Ansicht der Villa Tugendhat von der Schwarzfeldgasse (Černopolní) aus: Foto ca. 1930 im Original und mit einretuschiertem Klemmsteinmodell

Mies van der Rohe
als Direktor des Bauhauses
Nach Walter Gropius und Hannes Meyer wurde Ludwig Mies van der Rohe 1930 der dritte Direktor des Bauhauses. Seine Amtszeit war nicht konfliktfrei, und nach der Machtergreifung der kulturfernen Nationalsozialisten musste das Bauhaus 1933 endgültig geschlossen werden.
Die Trinkhalle in Dessau
Die Stadt Dessau entschied 1932, das Bauhaus mit der Errichtung einer Trinkhalle zu beauftragen. Seit 1930 war Ludwig Mies van der Rohe dritter und letzter Direktor des Bauhauses, daher fertigte er die entsprechenden Entwürfe an. Es ist sein einziges Bauwerk in Dessau. Die Trinkhalle wurde in die Mauer um das Gelände der von Walter Gropius errichteten Meisterhäuser eingefügt. Das überhängende Dach schafft ein interessantes Spannungsfeld zur vertikalen Mauer. Die Trinkhalle wurde 1962 abgerissen und 2013 rekonstruiert.
Mies und Gropius
Die Architekten Ludwig Mies van der Rohe und Walter Gropius lernten sich im Büro von Peter Behrens kennen, in das Mies 1908 eintrat. Schon hier entwickelte sich eine Aversion zwischen den beiden charismatischen Persönlichkeiten. 1919 lehnte Gropius Mies mit seinem Entwurf für die Villa Kröller-Müller als Beitrag für seine "Ausstellung für unbekannte Architekten" ab. Der Entwurf war Gropius wohl nicht modern genug. Gropius brachte Mies auf der anderen Seite aber auch als Architektur-Direktor am IIT ins Spiel. Im Klemmsteinmodell können sich diese beiden außergewöhnlichen Architekten jedenfalls trotz aller Abneigung auf ein Bier an der Dessauer Trinkhalle zusammenzufinden... (links im Bild Gropius, rechts Mies)
Grundrissadaption
Die folgende Abbildung zeigt einen Originalgrundriss von Ludwig Mies van der Rohe (Juni 1932) und die Übersetzung in ein Klemmstein-Design mithilfe der Software StudiO.
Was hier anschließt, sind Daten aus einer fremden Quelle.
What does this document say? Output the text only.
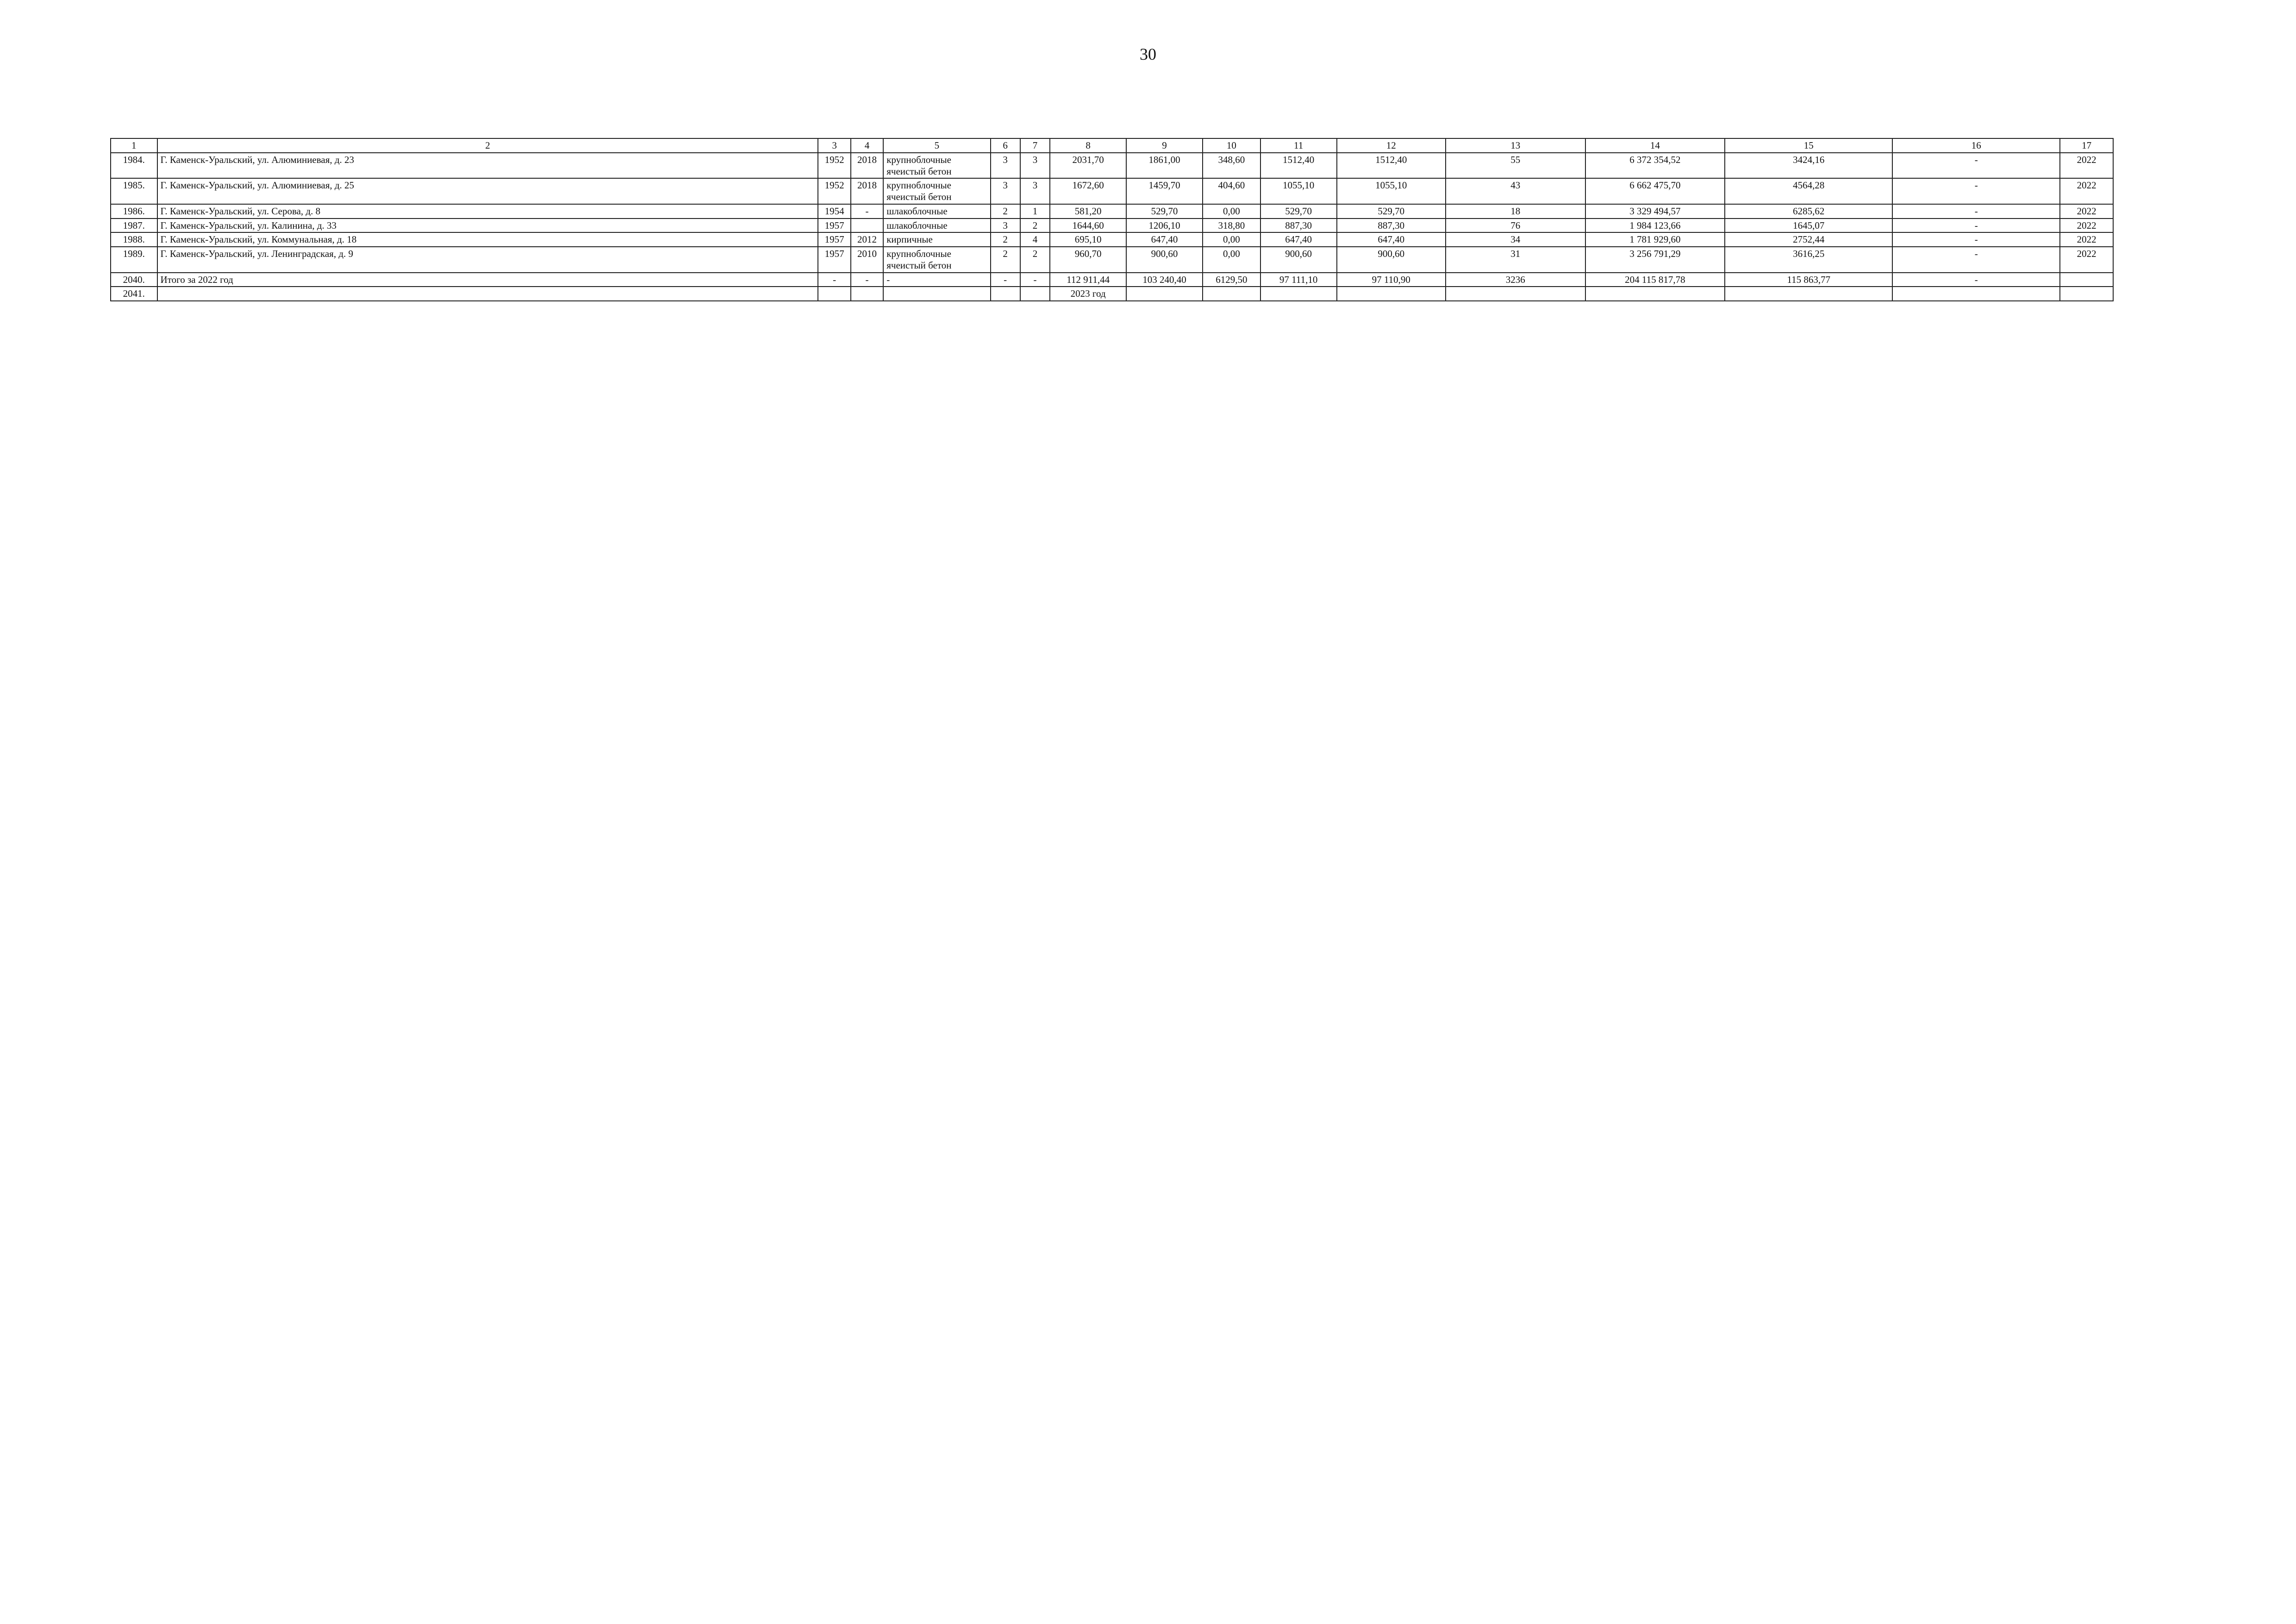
30
1	2	3	4	5	6	7	8	9	10	11	12	13	14	15	16	17
1984.	Г. Каменск-Уральский, ул. Алюминиевая, д. 23	1952	2018	крупноблочные ячеистый бетон	3	3	2031,70	1861,00	348,60	1512,40	1512,40	55	6 372 354,52	3424,16	-	2022
1985.	Г. Каменск-Уральский, ул. Алюминиевая, д. 25	1952	2018	крупноблочные ячеистый бетон	3	3	1672,60	1459,70	404,60	1055,10	1055,10	43	6 662 475,70	4564,28	-	2022
1986.	Г. Каменск-Уральский, ул. Серова, д. 8	1954	-	шлакоблочные	2	1	581,20	529,70	0,00	529,70	529,70	18	3 329 494,57	6285,62	-	2022
1987.	Г. Каменск-Уральский, ул. Калинина, д. 33	1957		шлакоблочные	3	2	1644,60	1206,10	318,80	887,30	887,30	76	1 984 123,66	1645,07	-	2022
1988.	Г. Каменск-Уральский, ул. Коммунальная, д. 18	1957	2012	кирпичные	2	4	695,10	647,40	0,00	647,40	647,40	34	1 781 929,60	2752,44	-	2022
1989.	Г. Каменск-Уральский, ул. Ленинградская, д. 9	1957	2010	крупноблочные ячеистый бетон	2	2	960,70	900,60	0,00	900,60	900,60	31	3 256 791,29	3616,25	-	2022
2040.	Итого за 2022 год	-	-	-	-	-	112 911,44	103 240,40	6129,50	97 111,10	97 110,90	3236	204 115 817,78	115 863,77	-	
2041.							2023 год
Rekonstruktion von Haus und Interieur
Die folgenden Aufnahmen zeigen Bilder vom Haus Lemke und dessen Interieur in Fotografien aus den 1930er Jahren und entsprechenden Rekonstruktionen im Klemmsteinmodell

Rechts: Werbeaufnahme für Sitzmöbel der Firma Thonet auf der Terasse des Hauses Lemke von Paul Schulz (um 1933), links mit einretuschiertem Modell

Blick von der Terasse in das Arbeitszimmer mit dem Wandbild von Felix Meseck (Fotografie von Max Krajewski, um 1937), rechts ein StudiO-Entwurf

Blick vom Schlafzimmer in das Arbeitszimmer (Fotografie von Max Krajewski, um 1937), rechts die Klemmsteinrekonstruktion mit bedruckten Steinen
Unterm Haus Lemke ...
Das Haus Lemke ist unterhalb des Wirtschaftstraktes an seiner Nordseite teilunterkellert. Dort befinden sich ein Vorratsraum, eine Waschküche und ein Heizungsraum. Das restliche Haus steht auf einem Luftkeller mit einer Höhe von einem guten halben Meter. Dieser Keller dient der Wärmedämmung und der Versorgung mit Haustechnik. Das Haus Lemke besitzt keine außen liegenden Regenrinnen. Stattdessen sind die Dachbereiche zur Mitte hin geneigt, und das Wasser wird über innen liegende Fallrohre abgeleitet. Der Boden des Erdgeschosses ist als Kleine'sche Decke ausgebildet, also als Steindecke, die auf systematisch angeordneten Stahlträgern ruht (s. Noack, 2000, S. 24). Fundament und Stahlträger sind im Modell gut zu erkennen.
Flucht aus Deutschland
Am 11. April 1933 durchsuchte die Polizei das Bauhaus-Gebäude und versiegelte es anschließend. Am 20. Juli wurde dann die endgültige Auflösung des Bauhauses beschlossen, da der Weiterbetrieb nur unter nicht annehmbaren Auflagen gestattet worden wäre. So sollten alle jüdischen Lehrkräfte das Institut umgehend verlassen, außerdem weitere nichtgewünschte Personen wie Wassily Kandinsky und Ludwig Hilberseimer. Das Bauhaus sollte künftig im Sinne der nationalsozialistischen Ideologie geführt werden. Das Ende der Institution Bauhaus bedeutete aber nicht das Ende der Bauhaus-Ideen. Deren bekannteste Lehrmeister wie Josef Albers, Walter Gropius, László Moholy-Nagy, Marcel Breuer emigrierten in den kommenden Jahren vor allem in die USA und knüpften dort an diese Ideen an.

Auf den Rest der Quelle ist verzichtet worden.